All-Reviews.com Music Review: I am Shelby Lynne

Artist: Shelby Lynne
Genre: Country
Release Date: January 2000


Review by LarryG
2½ stars out of 4

When I Am Shelby Lynne came out in early 2000, the buzz was almost deafening. It was the best country record of the year. In fact, it wasn't really a country record at all since it had lots of rock and r&b flavor. Well, I Am Shelby Lynne is a country record. But it is a darn good one. In the past, Lynne has tried to make standard country records like the bland, carefully packaged, market targeted work that tops the country charts, mixing country and 70's style glossy pop. On her new CD, Lynne sounds like she's doing what she wants to do and it sounds good. Lynne is a country singer but she's added the sound of baby boomer friendly pop rock. It's not a coincidence that Bill Bottrell, who has produced music for a queen of the genre Sheryl Crow, cowrote most of the songs, played a lot of the instruments and produced I Am Shelby Lynne. Lynne especially seems like Crow on a couple leisurely, down and dirty country rockers. Life is Bad is fun and loose with handclap percussion. Why Can't You Be tries a little too hard for a grungy languor but the song advising a guy to relax is still charming. I don't want to overwork the Sheryl Crow analogy. Besides having a southern accent, Lynne is different in that her music is generally pretty mellow. I Am Shelby Lynne is a well made and very listenable if not incredibly exciting record.

I Am Shelby Lynne gets off to a stunningly good start with Your Lies. It sounds like a remake of some sort of Patsy Cline classic but, like everything on the record, was actually written by Lynne. Your Lies, about being haunted by an ex-lover, starts with a cascade of Bottrell's drums and then the strings sweep in. Lynne's aching vocal and Bottrell's minimal but piercing guitar add to the powerful effect. I Am Shelby Lynne never reaches sound such epic heights again but it's always quite enjoyable. Leavin', about finally getting the courage to walk away from an unworthy mate, tries for a 70's r & b sound and basically succeeds with a nice spare sound. Lynne sounds a little silly on a spoken intro but sounds appropriately soulful doing her own backup vocals. She similarly achieves a good, easy atmosphere, if not much energy, and even has a touch of Aretha in her voice on Thought It Would Be Easier. That song flows easily into the alike but more lively Gotta Get Back. Gotta Get Back's sunny mood is probably due to it being the only happy love song on the record. It even has an optimistic harmonica solo in the middle.

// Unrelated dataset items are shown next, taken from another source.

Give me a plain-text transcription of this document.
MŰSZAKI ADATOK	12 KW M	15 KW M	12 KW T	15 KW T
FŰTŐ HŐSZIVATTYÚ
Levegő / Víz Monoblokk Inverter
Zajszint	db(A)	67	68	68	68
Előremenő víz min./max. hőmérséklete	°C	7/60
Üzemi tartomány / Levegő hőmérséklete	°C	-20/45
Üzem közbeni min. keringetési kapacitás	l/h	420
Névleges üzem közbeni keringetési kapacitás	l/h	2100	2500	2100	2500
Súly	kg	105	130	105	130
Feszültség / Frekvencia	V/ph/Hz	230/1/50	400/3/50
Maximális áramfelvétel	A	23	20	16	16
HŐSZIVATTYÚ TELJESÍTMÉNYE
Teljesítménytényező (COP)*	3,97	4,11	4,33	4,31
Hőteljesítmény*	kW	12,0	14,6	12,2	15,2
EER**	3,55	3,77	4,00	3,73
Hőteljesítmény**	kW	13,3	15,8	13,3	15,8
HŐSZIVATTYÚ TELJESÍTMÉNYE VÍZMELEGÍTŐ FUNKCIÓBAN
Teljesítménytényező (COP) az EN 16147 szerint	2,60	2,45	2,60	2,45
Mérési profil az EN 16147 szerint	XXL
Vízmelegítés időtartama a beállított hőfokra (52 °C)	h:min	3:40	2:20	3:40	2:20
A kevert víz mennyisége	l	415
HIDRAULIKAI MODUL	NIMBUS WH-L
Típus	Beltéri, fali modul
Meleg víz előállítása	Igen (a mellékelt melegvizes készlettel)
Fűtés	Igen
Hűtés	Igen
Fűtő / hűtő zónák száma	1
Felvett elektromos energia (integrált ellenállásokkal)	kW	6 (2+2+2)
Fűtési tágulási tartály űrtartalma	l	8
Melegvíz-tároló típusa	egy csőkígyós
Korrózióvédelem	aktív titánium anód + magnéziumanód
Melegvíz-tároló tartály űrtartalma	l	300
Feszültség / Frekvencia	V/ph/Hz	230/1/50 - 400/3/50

I Am Shelby Lynne ends with a few simple, ungimmicky songs. The sad ballad Lookin' Up isn't much but Lynne's voice shines in an uncluttered setting. Dreamsome is more interesting with delicate keyboards and a flute creating an appropriately dreamy mood. Where I'm From, with Lynne singing about never getting too far "from the Alabama frame of mind", is the most country song on the record and also one of the best. It has a relaxed, positive mood and also has the record's most specific and evocative lyrics. I Am Shelby Lynne ends with the very minimal Black Light Blue. It's not bad since Lynne's voice is strong enough to work in a torch song but even ignoring its low points(like rhyming Black Light Blue with cock-a-doodle-do), the song isn't quite strong enough to support its ambitions.

I Am Shelby Lynne is a good, easy record. The sound is generally clean and targeted towards a mature adult audience. Lynne is a good singer. Lynne presents herself as a stronger person than her lyrics might make you think. She still seems to be finding herself but she's grown as a writer as she's found a more comfortable style.